Taylor requested the change to the city’s new policy that was voted on in July, because she wants the council to look at all developments and make sure the city, particularly her council district of Belle Haven, is not being preyed upon by developers.
Currently, the Planning Commission must email council after approving a project, and any council member can request within 15 days that the project come before council.
Mayor against proposal
Mayor Ray Mueller said during Tuesday’s (Sept. 10) meeting that he thinks that’s enough oversight on developers.
“I understand wanting to give the message to the community that we are taking (development) seriously,” Mueller said. “We are looking at everything closely, and the only way we don’t look at something is if no one thinks it’s important.”
Mueller also said that having every development the commission approves come before council would eat up a lot of time at meetings.

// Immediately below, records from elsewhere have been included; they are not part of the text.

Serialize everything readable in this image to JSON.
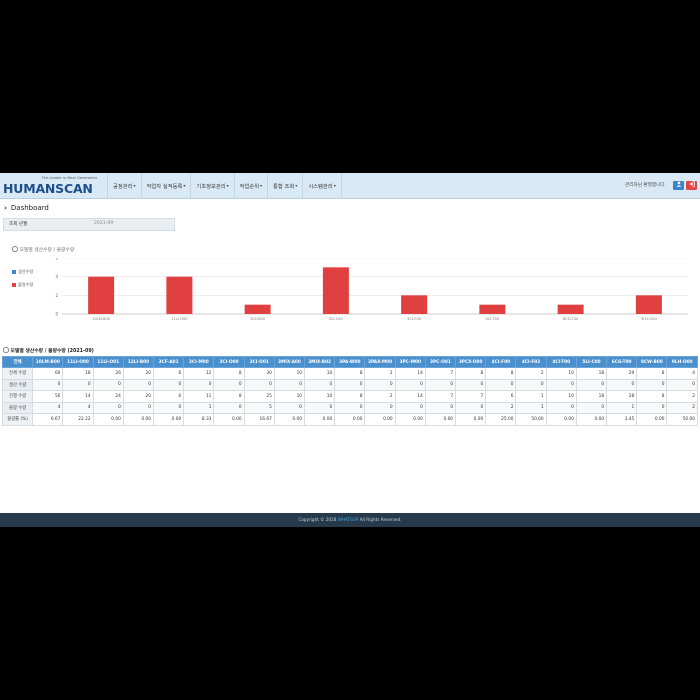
{
  "header": {
    "logo_tagline": "The Leader in Next Generation",
    "logo_name": "HUMANSCAN",
    "nav": [
      {
        "label": "공정관리"
      },
      {
        "label": "작업자 실적등록"
      },
      {
        "label": "기초정보관리"
      },
      {
        "label": "작업순위"
      },
      {
        "label": "통합 조회"
      },
      {
        "label": "시스템관리"
      }
    ],
    "welcome": "관리자님 환영합니다.",
    "user_icon": "user-icon",
    "logout_icon": "logout-icon"
  },
  "page": {
    "title": "Dashboard",
    "filter_label": "조회 년월",
    "filter_value": "2021-09"
  },
  "chart_section_title": "모델별 생산수량 / 불량수량",
  "table_section_title": "모델별 생산수량 / 불량수량 (2021-09)",
  "colors": {
    "production": "#3b86d8",
    "defect": "#e04040",
    "header_blue": "#4a8fce",
    "footer": "#263a4c"
  },
  "chart_data": {
    "type": "bar",
    "categories": [
      "10LM-B00",
      "11LI-O00",
      "3CI-M00",
      "3CI-O01",
      "4CI-F00",
      "4CI-F02",
      "6CG-T00",
      "9LH-O00"
    ],
    "series": [
      {
        "name": "생산수량",
        "values": [
          0,
          0,
          0,
          0,
          0,
          0,
          0,
          0
        ]
      },
      {
        "name": "불량수량",
        "values": [
          4,
          4,
          1,
          5,
          2,
          1,
          1,
          2
        ]
      }
    ],
    "ylim": [
      0,
      6
    ],
    "yticks": [
      0,
      2,
      4,
      6
    ],
    "legend_position": "top-left",
    "grid": true
  },
  "table": {
    "columns": [
      "전체",
      "10LM-B00",
      "11LI-O00",
      "11LI-O01",
      "12LI-B00",
      "3CF-A01",
      "3CI-M00",
      "3CI-O00",
      "3CI-O01",
      "3MIX-A00",
      "3MIX-B02",
      "3PA-W00",
      "3PAX-M00",
      "3PC-M00",
      "3PC-O01",
      "3PCX-O00",
      "4CI-F00",
      "4CI-F02",
      "4CI-T00",
      "5LI-C00",
      "6CG-T00",
      "8CW-B00",
      "9LH-O00"
    ],
    "rows": [
      {
        "label": "전체 수량",
        "cells": [
          "60",
          "18",
          "26",
          "20",
          "6",
          "12",
          "8",
          "30",
          "10",
          "10",
          "8",
          "2",
          "14",
          "7",
          "8",
          "8",
          "2",
          "10",
          "18",
          "29",
          "8",
          "4"
        ]
      },
      {
        "label": "생산 수량",
        "cells": [
          "0",
          "0",
          "0",
          "0",
          "0",
          "0",
          "0",
          "0",
          "0",
          "0",
          "0",
          "0",
          "0",
          "0",
          "0",
          "0",
          "0",
          "0",
          "0",
          "0",
          "0",
          "0"
        ]
      },
      {
        "label": "진행 수량",
        "cells": [
          "56",
          "14",
          "24",
          "20",
          "6",
          "11",
          "8",
          "25",
          "10",
          "10",
          "8",
          "2",
          "14",
          "7",
          "7",
          "6",
          "1",
          "10",
          "18",
          "28",
          "8",
          "2"
        ]
      },
      {
        "label": "불량 수량",
        "cells": [
          "4",
          "4",
          "0",
          "0",
          "0",
          "1",
          "0",
          "5",
          "0",
          "0",
          "0",
          "0",
          "0",
          "0",
          "0",
          "2",
          "1",
          "0",
          "0",
          "1",
          "0",
          "2"
        ]
      },
      {
        "label": "불량률 (%)",
        "cells": [
          "6.67",
          "22.22",
          "0.00",
          "0.00",
          "0.00",
          "8.33",
          "0.00",
          "16.67",
          "0.00",
          "0.00",
          "0.00",
          "0.00",
          "0.00",
          "0.00",
          "0.00",
          "25.00",
          "50.00",
          "0.00",
          "0.00",
          "3.45",
          "0.00",
          "50.00"
        ]
      }
    ]
  },
  "footer": {
    "prefix": "Copyright © 2018 ",
    "brand": "WHATSUP",
    "suffix": " All Rights Reserved."
  }
}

Councilwomen Catherine Carlton and Betsy Nash agreed with Mueller on Tuesday.
Nash said she is very pleased with the current Planning Commission and that most of the commission’s actions are in sync with what the council would have done.
Nash suggested the council change zoning around town so growth will be more in line with what people want, rather than spending time rethinking projects approved by the commission.
Combs supports idea
Only Councilman Drew Combs sided with Taylor, but suggested the council have a threshold of how big projects are before they are reviewed.
Combs also said he wants to make sure that the council, which is elected by residents, approves large projects, not the appointed Planning Commission. Ultimately, the council voted 4-1, with Carlton dissenting, to bring the policy back in November to discuss the issue further.
A proposal by Taylor and Nash to impose a citywide moratorium on new development and a second moratorium on large housing projects in Taylor’s Belle Haven district was rejected by the other members of council in June.